For those who appreciate the known or unknown complexities of the stock–recruitment problem, arguably the Holy Grail of fishery science, a quick look at a sequence of ocean-colour images is a revelation—you can actually see the complexity, so you can no longer ignore it. One can see the spring bloom advancing from lower to higher latitudes in the North Atlantic, repeated annually on the grand scale, but infinitely variable locally, and how a species must adapt to survive throughout its range (Koeller et al., 2009). One can see the patchiness and motion, drill down into it like a Mandelbrot set image, and understand why some year classes are more successful than others, and why those mesocosms went astray; three isolated ecosystems, initially identical to the instruments of the day, ending in completely different regimes. No doubt there were differences at capture—patchiness is apparent at all scales in both physical and biological properties—but they were small and undetected. One can easily imagine, without the formality of chaos or complex systems theory, these differences accumulating, one small action-response at a time until, in the fullness of time, they add up to a bumper year class, or something entirely unexpected. Unfortunately, this is where satellites cannot help us in the recruitment issue, because, alas, they only reveal differences in the initial conditions resulting in the success or failure of a year class, and only at the surface, though more comprehensively than ever before. What lies below and happens later must still be observed at great expense; or imagined and modelled.

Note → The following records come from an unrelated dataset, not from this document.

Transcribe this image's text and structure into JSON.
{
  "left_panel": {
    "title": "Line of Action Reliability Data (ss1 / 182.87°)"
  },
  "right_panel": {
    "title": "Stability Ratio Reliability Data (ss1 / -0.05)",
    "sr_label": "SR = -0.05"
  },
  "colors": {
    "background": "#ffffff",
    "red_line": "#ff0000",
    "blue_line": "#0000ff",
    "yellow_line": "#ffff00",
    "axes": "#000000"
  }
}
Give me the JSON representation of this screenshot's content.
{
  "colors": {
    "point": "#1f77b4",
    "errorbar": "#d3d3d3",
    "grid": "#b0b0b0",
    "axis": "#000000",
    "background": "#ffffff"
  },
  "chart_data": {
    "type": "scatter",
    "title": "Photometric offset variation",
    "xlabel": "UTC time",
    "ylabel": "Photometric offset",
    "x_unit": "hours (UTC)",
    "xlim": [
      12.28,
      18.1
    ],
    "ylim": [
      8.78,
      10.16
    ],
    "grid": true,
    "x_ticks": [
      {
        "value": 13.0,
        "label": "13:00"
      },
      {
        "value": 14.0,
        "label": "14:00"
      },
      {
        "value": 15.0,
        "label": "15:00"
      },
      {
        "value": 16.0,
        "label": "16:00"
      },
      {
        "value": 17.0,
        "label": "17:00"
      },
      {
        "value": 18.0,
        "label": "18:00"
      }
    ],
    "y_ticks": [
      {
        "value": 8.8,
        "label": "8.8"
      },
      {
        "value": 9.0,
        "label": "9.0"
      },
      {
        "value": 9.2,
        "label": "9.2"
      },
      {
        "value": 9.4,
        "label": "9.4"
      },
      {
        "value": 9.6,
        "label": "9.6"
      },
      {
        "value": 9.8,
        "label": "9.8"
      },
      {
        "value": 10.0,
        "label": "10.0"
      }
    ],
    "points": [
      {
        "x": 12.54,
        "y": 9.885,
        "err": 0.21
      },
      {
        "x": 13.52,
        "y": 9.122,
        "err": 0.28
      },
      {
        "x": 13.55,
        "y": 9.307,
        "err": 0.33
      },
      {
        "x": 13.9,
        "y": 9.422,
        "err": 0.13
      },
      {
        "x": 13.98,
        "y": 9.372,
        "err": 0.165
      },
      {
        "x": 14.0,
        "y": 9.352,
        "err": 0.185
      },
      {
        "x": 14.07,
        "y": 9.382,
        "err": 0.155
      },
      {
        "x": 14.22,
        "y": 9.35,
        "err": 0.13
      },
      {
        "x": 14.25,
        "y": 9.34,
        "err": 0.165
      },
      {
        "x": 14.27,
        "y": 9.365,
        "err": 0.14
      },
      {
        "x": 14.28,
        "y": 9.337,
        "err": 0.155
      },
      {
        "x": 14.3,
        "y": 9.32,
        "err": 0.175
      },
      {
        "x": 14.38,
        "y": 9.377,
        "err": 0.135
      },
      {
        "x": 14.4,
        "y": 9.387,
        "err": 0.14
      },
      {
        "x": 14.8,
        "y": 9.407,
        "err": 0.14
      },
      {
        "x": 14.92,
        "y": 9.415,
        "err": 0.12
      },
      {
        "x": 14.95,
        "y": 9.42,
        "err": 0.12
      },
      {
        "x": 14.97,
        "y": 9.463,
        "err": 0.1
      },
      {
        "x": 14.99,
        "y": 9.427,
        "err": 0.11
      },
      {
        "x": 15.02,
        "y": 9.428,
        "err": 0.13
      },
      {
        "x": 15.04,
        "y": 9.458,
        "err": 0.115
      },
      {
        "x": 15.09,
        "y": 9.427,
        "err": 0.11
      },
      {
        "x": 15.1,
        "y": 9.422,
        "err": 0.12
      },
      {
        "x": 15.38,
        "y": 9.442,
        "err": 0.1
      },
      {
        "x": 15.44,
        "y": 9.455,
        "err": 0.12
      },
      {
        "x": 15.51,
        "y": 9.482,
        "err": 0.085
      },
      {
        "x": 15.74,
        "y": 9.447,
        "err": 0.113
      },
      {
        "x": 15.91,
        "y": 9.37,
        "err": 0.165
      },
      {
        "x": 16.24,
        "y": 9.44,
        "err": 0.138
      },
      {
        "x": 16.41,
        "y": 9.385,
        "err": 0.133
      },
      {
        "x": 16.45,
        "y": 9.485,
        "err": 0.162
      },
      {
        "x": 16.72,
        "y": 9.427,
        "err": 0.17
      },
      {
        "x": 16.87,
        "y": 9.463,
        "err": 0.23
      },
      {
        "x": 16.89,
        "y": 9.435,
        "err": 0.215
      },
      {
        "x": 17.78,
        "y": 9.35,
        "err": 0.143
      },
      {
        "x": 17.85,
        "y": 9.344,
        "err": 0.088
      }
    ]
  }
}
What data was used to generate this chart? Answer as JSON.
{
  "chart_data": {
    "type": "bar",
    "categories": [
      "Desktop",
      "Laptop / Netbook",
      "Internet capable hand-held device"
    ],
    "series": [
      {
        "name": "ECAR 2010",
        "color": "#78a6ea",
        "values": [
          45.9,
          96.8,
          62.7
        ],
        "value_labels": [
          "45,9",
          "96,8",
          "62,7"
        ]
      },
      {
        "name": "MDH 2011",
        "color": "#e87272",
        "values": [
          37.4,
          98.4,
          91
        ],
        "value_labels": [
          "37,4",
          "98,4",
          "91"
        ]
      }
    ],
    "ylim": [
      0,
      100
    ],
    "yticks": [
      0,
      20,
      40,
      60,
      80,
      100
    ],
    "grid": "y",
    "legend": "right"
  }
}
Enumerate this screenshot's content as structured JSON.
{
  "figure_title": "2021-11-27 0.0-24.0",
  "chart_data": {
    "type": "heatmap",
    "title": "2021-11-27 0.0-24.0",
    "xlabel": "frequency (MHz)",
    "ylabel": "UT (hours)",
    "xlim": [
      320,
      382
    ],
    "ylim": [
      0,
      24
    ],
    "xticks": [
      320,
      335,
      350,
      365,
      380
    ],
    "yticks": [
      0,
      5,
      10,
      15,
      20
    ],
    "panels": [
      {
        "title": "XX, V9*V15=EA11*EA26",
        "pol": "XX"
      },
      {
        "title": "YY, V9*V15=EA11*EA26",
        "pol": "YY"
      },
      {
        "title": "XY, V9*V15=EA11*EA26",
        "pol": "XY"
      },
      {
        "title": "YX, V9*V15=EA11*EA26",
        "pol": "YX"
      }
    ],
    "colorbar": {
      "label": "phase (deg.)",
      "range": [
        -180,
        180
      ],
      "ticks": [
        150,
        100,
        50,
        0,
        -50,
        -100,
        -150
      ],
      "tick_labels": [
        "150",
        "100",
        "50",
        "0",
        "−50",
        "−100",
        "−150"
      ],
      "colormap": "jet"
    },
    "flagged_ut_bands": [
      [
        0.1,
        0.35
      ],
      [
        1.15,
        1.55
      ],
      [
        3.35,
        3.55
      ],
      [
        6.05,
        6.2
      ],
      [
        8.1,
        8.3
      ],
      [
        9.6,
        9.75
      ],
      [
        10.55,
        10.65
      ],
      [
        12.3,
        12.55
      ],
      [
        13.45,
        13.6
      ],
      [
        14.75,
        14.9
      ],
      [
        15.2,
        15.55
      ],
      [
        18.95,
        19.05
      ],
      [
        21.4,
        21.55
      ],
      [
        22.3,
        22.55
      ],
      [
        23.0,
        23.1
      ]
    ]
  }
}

Nevertheless, for species trophically close to the primary producers, such as shrimp and small pelagic fish, or for shallow-water systems, the phytoplankton–fishery link is often manifest; here, SRS might be more useful in management at the local and species level. In any case, the potential fishery applications of SRS are myriad and certainly not restricted to ocean colour, small or large scales, or recruitment problems, as the highly diverse subjects of this special issue and the review papers will testify. SRS data can provide invaluable information during the process of formulating fishery management frameworks, as exampled herein by Patagonian scallops (Aequipecten tehuelchus). They can help solve difficult management problems, such as loggerhead turtle (Caretta caretta) bycatch in tuna (Thunnus spp.) fisheries. They can help us elucidate the complex recruitment mechanisms of northern shrimp (Pandalus borealis), classify the suitability of a coastline for marine plant aquaculture and, of course, find fish to be caught. In fact, SRS data are so pervasive in fishery oceanography today that it would be difficult to find a paper in the field without some reference to them or to do their contribution justice here, or even in this whole suite of papers. It is in applied fishery science and management where they are rarely encountered and, as alluded to above, not through any fault of their own.

If there is a fault, it is perhaps in the heady generalizations that often follow the first blush of discovery with a new and groundbreaking methodology. True, all fish come from phytoplankton, and it all starts at the surface. However, too much emphasis on measurements from a single instrument invites trouble. Fishery assessment biologists are (or ought to be) the most sceptical of all marine scientists—their theories and applications have been tested too often by bitter experience. They will move forward slowly, methodically, and with all the available data, including SRS. Give them time, but not too much.